You need an external DC 12 volt thermostat and a sufficient DC 12 volt power supply..

It could be glued to a sheet of acrylic with suction cups and stick to the side/back panel.


----------



## Harry H (14 Nov 2018)

Dreadlockdog said:


> Thought of an external filter with heater but ended up getting a eheim ecco for a good second hand price.
> 
> Sent from my ONEPLUS A6003 using Tapatalk



I would put Eheim on eBay, get an Oaise small external with inbuilt heater if you can afford. You would be happier. If not, get a big standard 50w heater, you can always upgrade later.


----------



## AverageWhiteBloke (14 Nov 2018)

Maybe look at the Dennerle internal heater range, both the 25 watt and the 50 watt are only 160mm in length. You could put these horizontal at the back of the tank just above substrate level and the plants would pretty much hide them. They're better off horizontal anyway, the thermostat tends to be at the top and the heating element at the bottom so when fitted vertically the heat rises and trips out the stat. Fitting horizontally you get it measuring the water temp generally. I've seen many people fit external heaters nearly horizontal, I guess the reasoning behind not doing it is if there was an air pocket in the tubing that got trapped inside the heater the element could be exposed to air and over heat but I don't think with good flow through a filter that would happen as long as it was at an angle and not pure horizontal. Just looked at the Oases range as I'm also setting up a 300 cube and wanted no equipment in the tank, just wondering, the people who have the 100 version it says max head height 1.1m, are people running these in cabinets or beside the tank? With  say 750mm high cabinet and 300mm tank are you getting good flow. Also do they come with shut off taps to turn off the water when disconnecting?


----------



## Tim Harrison (14 Nov 2018)

I used this in my 30cm cube https://www.amazon.co.uk/SuperFish-...2194580&sr=1-1&keywords=superfish+nano+heater
These are pretty discrete heaters as well https://www.amazon.co.uk/Interpet-N...d=1542194439&sr=8-9&keywords=fish+heater&th=1



Edvet said:


> https://www.theaquariumwiki.com/wiki/Coldwater_Aquariums


Or alternatively...https://www.practicalfishkeeping.co...o-set-up-a-temperate-tank-that-looks-tropical


----------



## Dreadlockdog (14 Nov 2018)

Thanks for the input. Think I'll go with a small in tank heater to start me off and maybe upgrade to a heated filter when I can find one cheap enough.

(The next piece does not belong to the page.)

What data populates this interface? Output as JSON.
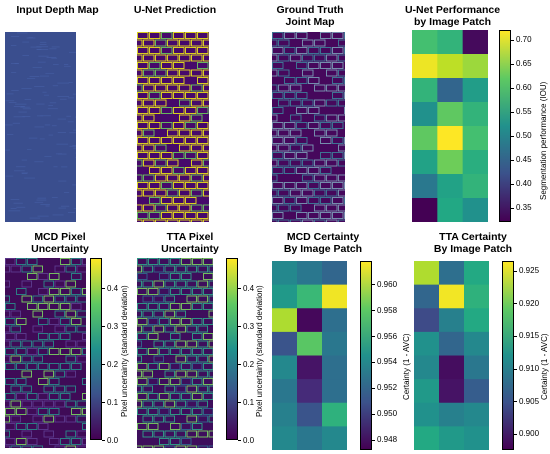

Although it sounds like a great idea I'm not into making my own as I'd only fry myself somehow!

Sent from my ONEPLUS A6003 using Tapatalk


----------



## alto (15 Nov 2018)

AverageWhiteBloke said:


> With say 750mm high cabinet and 300mm tank are you getting good flow.

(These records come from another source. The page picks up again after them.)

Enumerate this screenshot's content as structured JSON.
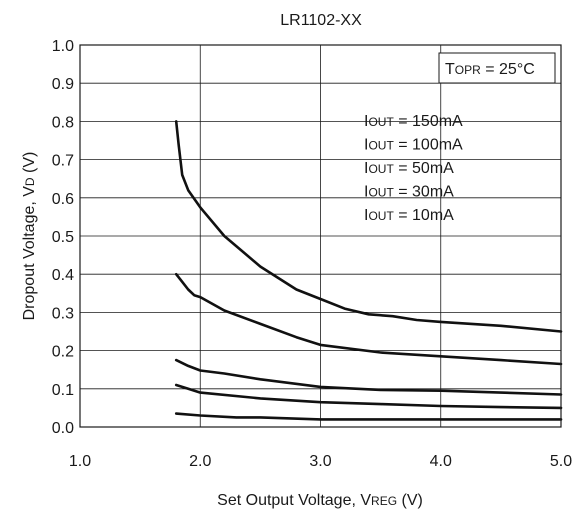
{
  "chart_data": {
    "type": "line",
    "title": "LR1102-XX",
    "xlabel": {
      "main": "Set Output Voltage, V",
      "sub": "REG",
      "unit": " (V)"
    },
    "ylabel": {
      "main": "Dropout Voltage, V",
      "sub": "D",
      "unit": " (V)"
    },
    "xlim": [
      1.0,
      5.0
    ],
    "ylim": [
      0.0,
      1.0
    ],
    "x_ticks": [
      "1.0",
      "2.0",
      "3.0",
      "4.0",
      "5.0"
    ],
    "y_ticks": [
      "0.0",
      "0.1",
      "0.2",
      "0.3",
      "0.4",
      "0.5",
      "0.6",
      "0.7",
      "0.8",
      "0.9",
      "1.0"
    ],
    "x_tick_values": [
      1.0,
      2.0,
      3.0,
      4.0,
      5.0
    ],
    "y_tick_values": [
      0.0,
      0.1,
      0.2,
      0.3,
      0.4,
      0.5,
      0.6,
      0.7,
      0.8,
      0.9,
      1.0
    ],
    "grid": true,
    "condition": {
      "prefix": "T",
      "sub": "OPR",
      "suffix": " = 25°C"
    },
    "series_labels": [
      {
        "prefix": "I",
        "sub": "OUT",
        "suffix": " = 150mA"
      },
      {
        "prefix": "I",
        "sub": "OUT",
        "suffix": " = 100mA"
      },
      {
        "prefix": "I",
        "sub": "OUT",
        "suffix": " = 50mA"
      },
      {
        "prefix": "I",
        "sub": "OUT",
        "suffix": " = 30mA"
      },
      {
        "prefix": "I",
        "sub": "OUT",
        "suffix": " = 10mA"
      }
    ],
    "series": [
      {
        "name": "IOUT = 150mA",
        "points": [
          [
            1.8,
            0.8
          ],
          [
            1.82,
            0.74
          ],
          [
            1.85,
            0.66
          ],
          [
            1.9,
            0.62
          ],
          [
            2.0,
            0.575
          ],
          [
            2.2,
            0.5
          ],
          [
            2.5,
            0.42
          ],
          [
            2.8,
            0.36
          ],
          [
            3.0,
            0.335
          ],
          [
            3.2,
            0.31
          ],
          [
            3.4,
            0.295
          ],
          [
            3.6,
            0.29
          ],
          [
            3.8,
            0.28
          ],
          [
            4.0,
            0.275
          ],
          [
            4.5,
            0.265
          ],
          [
            5.0,
            0.25
          ]
        ]
      },
      {
        "name": "IOUT = 100mA",
        "points": [
          [
            1.8,
            0.4
          ],
          [
            1.85,
            0.38
          ],
          [
            1.9,
            0.36
          ],
          [
            1.95,
            0.345
          ],
          [
            2.0,
            0.34
          ],
          [
            2.2,
            0.305
          ],
          [
            2.5,
            0.27
          ],
          [
            2.8,
            0.235
          ],
          [
            3.0,
            0.215
          ],
          [
            3.5,
            0.195
          ],
          [
            4.0,
            0.185
          ],
          [
            4.5,
            0.175
          ],
          [
            5.0,
            0.165
          ]
        ]
      },
      {
        "name": "IOUT = 50mA",
        "points": [
          [
            1.8,
            0.175
          ],
          [
            1.9,
            0.16
          ],
          [
            2.0,
            0.148
          ],
          [
            2.2,
            0.14
          ],
          [
            2.5,
            0.125
          ],
          [
            3.0,
            0.105
          ],
          [
            3.5,
            0.097
          ],
          [
            4.0,
            0.095
          ],
          [
            4.5,
            0.09
          ],
          [
            5.0,
            0.085
          ]
        ]
      },
      {
        "name": "IOUT = 30mA",
        "points": [
          [
            1.8,
            0.11
          ],
          [
            1.9,
            0.1
          ],
          [
            2.0,
            0.09
          ],
          [
            2.5,
            0.075
          ],
          [
            3.0,
            0.065
          ],
          [
            3.5,
            0.06
          ],
          [
            4.0,
            0.055
          ],
          [
            4.5,
            0.052
          ],
          [
            5.0,
            0.05
          ]
        ]
      },
      {
        "name": "IOUT = 10mA",
        "points": [
          [
            1.8,
            0.035
          ],
          [
            2.0,
            0.03
          ],
          [
            2.3,
            0.025
          ],
          [
            2.5,
            0.025
          ],
          [
            3.0,
            0.02
          ],
          [
            4.0,
            0.02
          ],
          [
            5.0,
            0.02
          ]
        ]
      }
    ]
  }
}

I’ve been known to “elevate” my filter inside the cabinet to reduce the that distance & improve filter flow 

Sorry I don’t have access to these filters so can’t comment specific to the Oase 
(I find it unclear how the flow rates can be adjusted - I’d call Aquarium Gardens   From some comments I’ve read online, I suspect these filters don’t deliver maximum flow rates as well as Eheim - which are tested complete with filter media and head heights in the production facility ... back pressure tests are also done to simulate debris in filter media etc)


----------



## goldscapes (15 Nov 2018)

Dreadlockdog said:


> Thanks for the input. Think I'll go with a small in tank heater to start me off and maybe upgrade to a heated filter when I can find one cheap enough.
> 
> Although it sounds like a great idea I'm not into making my own as I'd only fry myself somehow!
> 
> Sent from my ONEPLUS A6003 using Tapatalk



Eden do a cheap external with inbuilt filter @Matt @ ScapeEasy uses one he might be able to comment on the build quality and performance.


----------



## zozo (15 Nov 2018)

davexcape said:


> Eden do a cheap external with inbuilt filter @Matt @ ScapeEasy uses one he might be able to comment on the build quality and performance.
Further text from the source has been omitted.